Parecer CNE/CES 282/2002:

 2.5.5. Frequência obrigatória.

Nos cursos de natureza presencial, a frequência docente às atividades acadêmicas é obrigatória, nos termos do disposto no art. 47, § 3°, da LDB. O regimento deve dispor sobre tal obrigatoriedade e sobre as sanções para a inobservância. Segundo também o art. 47, § 3°, da LDB, a frequência discente às atividades acadêmicas é obrigatória. Recepciona-se, à falta de regulamentação posterior à LDB, o regime legal anterior, que dispunha sobre frequência mínima discente de 75% para garantir aproveitamento.

Parecer CNE/CES 224/2006:

Frequência

A frequência do aluno aos cursos de graduação é obrigatória?

R.: O art. 47, § 3º, da Lei das Diretrizes e Bases da Educação Nacional (LDB) nº9.394, de 20 de dezembro de 1996, dispõe que é obrigatória a frequência de alunos e professores, salvo nos programas de educação a distância, que se regem por outras disposições.. Não existe legalmente abono de faltas.
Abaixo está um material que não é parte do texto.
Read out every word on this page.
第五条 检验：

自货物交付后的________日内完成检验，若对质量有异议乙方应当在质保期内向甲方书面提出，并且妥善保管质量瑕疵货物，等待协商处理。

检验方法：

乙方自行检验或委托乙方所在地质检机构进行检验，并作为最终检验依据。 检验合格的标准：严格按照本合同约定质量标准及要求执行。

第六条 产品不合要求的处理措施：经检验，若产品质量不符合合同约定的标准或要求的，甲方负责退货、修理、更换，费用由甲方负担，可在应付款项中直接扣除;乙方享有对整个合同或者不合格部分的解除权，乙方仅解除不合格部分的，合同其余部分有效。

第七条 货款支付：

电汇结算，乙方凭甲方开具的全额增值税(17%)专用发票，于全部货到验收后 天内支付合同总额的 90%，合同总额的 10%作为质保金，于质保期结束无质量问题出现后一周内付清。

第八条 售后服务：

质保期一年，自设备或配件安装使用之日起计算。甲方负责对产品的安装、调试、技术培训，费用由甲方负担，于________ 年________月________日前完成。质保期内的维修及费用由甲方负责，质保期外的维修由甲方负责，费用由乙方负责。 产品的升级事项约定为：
É admitida, para a aprovação, a frequência mínima de 75% da frequência total às aulas e demais atividades escolares, em conformidade com o disposto na Resolução nº 4, de 16/9/86, do extinto Conselho Federal de Educação.
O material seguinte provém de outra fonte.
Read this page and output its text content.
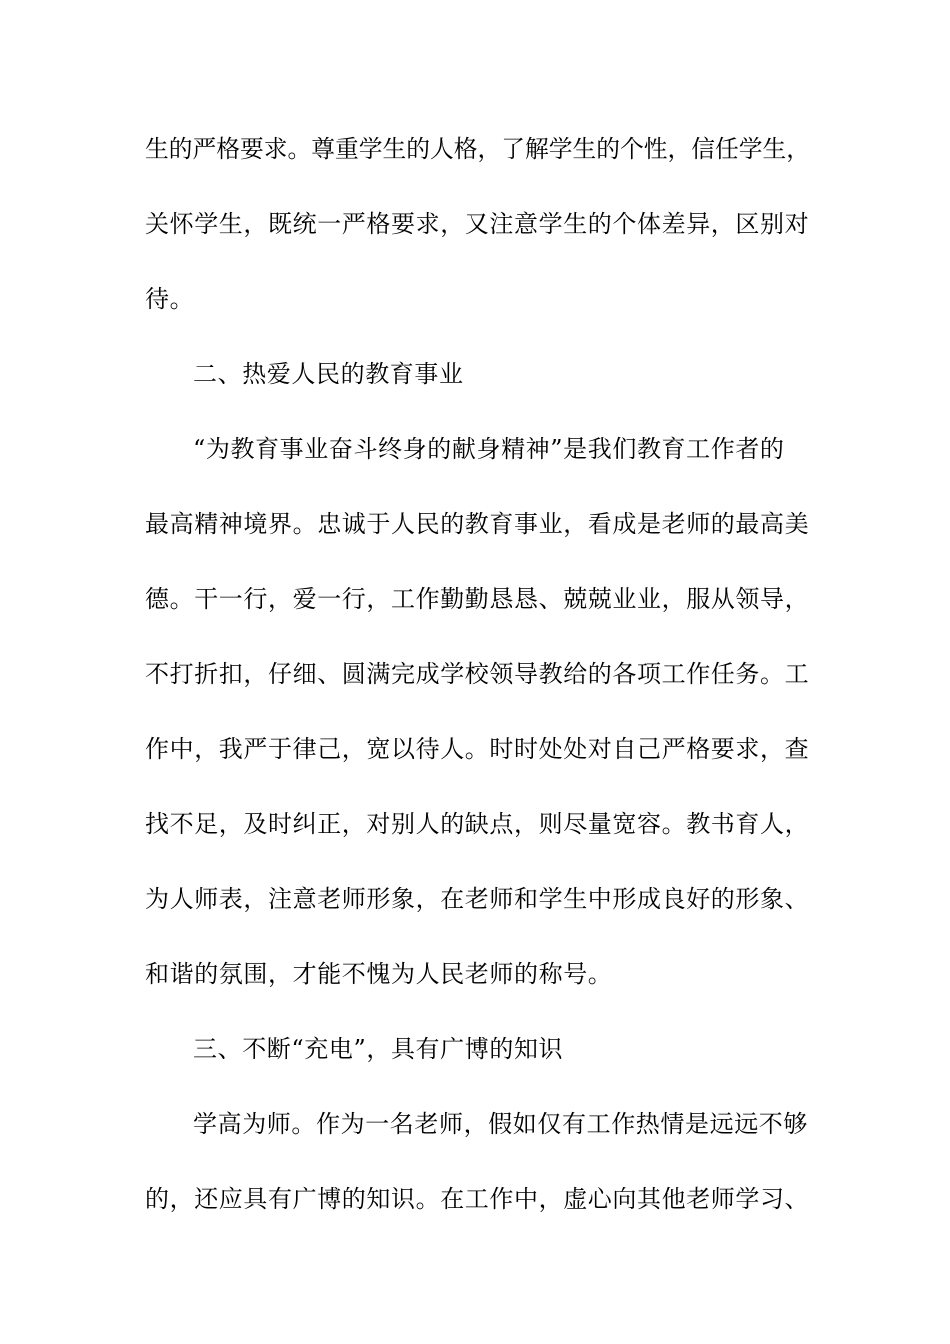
生的严格要求。尊重学生的人格，了解学生的个性，信任学生，
关怀学生，既统一严格要求，又注意学生的个体差异，区别对
待。
二、热爱人民的教育事业
“为教育事业奋斗终身的献身精神”是我们教育工作者的
最高精神境界。忠诚于人民的教育事业，看成是老师的最高美
德。干一行，爱一行，工作勤勤恳恳、兢兢业业，服从领导，
不打折扣，仔细、圆满完成学校领导教给的各项工作任务。工
作中，我严于律己，宽以待人。时时处处对自己严格要求，查
找不足，及时纠正，对别人的缺点，则尽量宽容。教书育人，
为人师表，注意老师形象，在老师和学生中形成良好的形象、
和谐的氛围，才能不愧为人民老师的称号。
三、不断“充电”，具有广博的知识
学高为师。作为一名老师，假如仅有工作热情是远远不够
的，还应具有广博的知识。在工作中，虚心向其他老师学习、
Em virtude da ausência de lei específica e na urgência pela regulamentação dos casos concretos, o Estado-Administração tem se posicionado favoravelmente a suas instituições, considerando, inflexivelmente, que os estudantes que se ausentam regularmente por motivo religioso devem se adequar às normas em vigor, entendendo não haver amparo legal para seus reclames. Nesse posicionamento, a liberdade religiosa cede lugar para o acomodamento das normas administrativas sob o manto de uma isonomia idealizada, de uniformidade populacional. O que se vê, no caso concreto, é que a omissão do Legislador gera insegurança jurídica e tolhimento injustificado e irracional de direitos constitucionalmente protegidos.
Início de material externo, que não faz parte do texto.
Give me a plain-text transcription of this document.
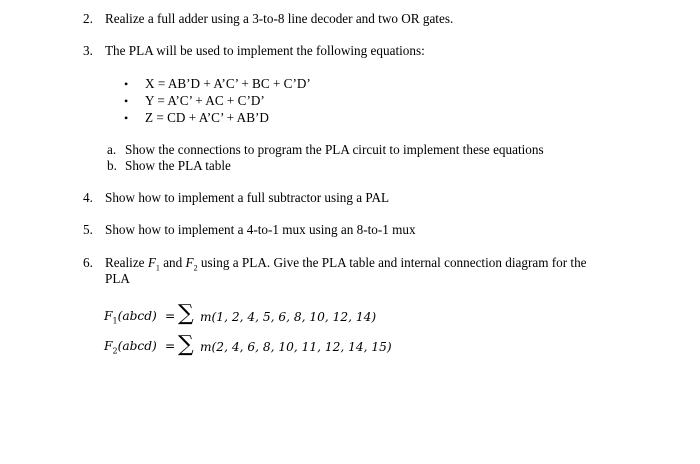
2. Realize a full adder using a 3-to-8 line decoder and two OR gates.
3. The PLA will be used to implement the following equations:
• X = AB’D + A’C’ + BC + C’D’
• Y = A’C’ + AC + C’D’
• Z = CD + A’C’ + AB’D
a. Show the connections to program the PLA circuit to implement these equations
b. Show the PLA table
4. Show how to implement a full subtractor using a PAL
5. Show how to implement a 4-to-1 mux using an 8-to-1 mux
6. Realize $F_1$ and $F_2$ using a PLA. Give the PLA table and internal connection diagram for the
PLA
$F_1(abcd)$ = ∑ m(1, 2, 4, 5, 6, 8, 10, 12, 14)
$F_2(abcd)$ = ∑ m(2, 4, 6, 8, 10, 11, 12, 14, 15)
4.3. Estudantes, Sábado e Poder Judiciário

O tratamento judicial dos estudantes religiosos que santificam o sábado como dia de descanso tem uma projeção significativa nas cortes superiores e, inclusive, no Conselho Nacional de Justiça (CNJ), com decisões controversas. Passa-se a analisá-las.

O Conselho Nacional de Justiça mantém um entendimento bastante rígido e negativo no que diz respeito à diversidade e adaptação às variadas manifestações culturais quando diz respeito à oportunidade de minorias terem acesso às mesmas garantias dos demais, adequando-se às suas necessidades, como é o caso, por exemplo, de concessão de horário diferenciado para candidatos em concursos públicos que optem, por questão religiosa, em realizar a prova após o pôr-do-sol[85]. É o que se pode concluir das seguintes decisões:

1. Adoto o bem lançado relatório do Conselheiro Fabiano Silveira, in verbis: O requerente, candidato no concurso para Juiz de Direito Substituto do Tribunal de Justiça do Estado do Ceará, classificado para a segunda fase do certame, requer condição especial para realização da prova discursiva, invocando sua crença religiosa, que considera o sábado um dia santo, dedicado à adoração a Deus. Afirma que sua convicção religiosa não permite atividades cotidianas desde o pôr do sol de sexta-feira até o pôr do sol de sábado, porém seu pedido para realizar a prova em horário diverso foi negado pela comissão do concurso. Discorreu sobre a proteção constitucional à sua liberdade de crença e que pretende apenas iniciar a prova após o pôr do sol, ficando incomunicável até este horário. Solicitei informações ao Tribunal que, em resposta, juntou a decisão exarada em outro pedido idêntico, onde foi indeferida a pretensão do candidato, sob o argumento de que a realização de provas em horários diferenciados fere os princípios da legalidade e da impessoalidade, consoante decidiu o STJ. […] 4. Dessa forma, seguindo o precedente desta Casa, bem como a jurisprudência da Suprema Corte, a medida liminar, apesar de o candidato já ter realizado a prova, não deve ser ratificada para manter alinhadas a jurisprudência deste Conselho com a do STF. 5. Ante o exposto, divirjo do Conselheiro Relator e voto pela não ratificação da liminar. (CNJ – ML – Medida Liminar em PP – Pedido de Providências – Conselheiro – 0003657-86.2014.2.00.0000 – Rel. GUILHERME CALMON NOGUEIRA DA GAMA – 195ª Sessão – j. 16/09/2014 – Precedentes Citados: CNJ Classe: PCA – Procedimento de Controle Administrativo – Processo: 0005544-13.2011.2.00.0000 – Relator: JOSÉ ROBERTO NEVES AMORIM; STF Classe: AgR – Processo: 389 – Relator: Min. GILMAR MENDES).[86] [grifo nosso]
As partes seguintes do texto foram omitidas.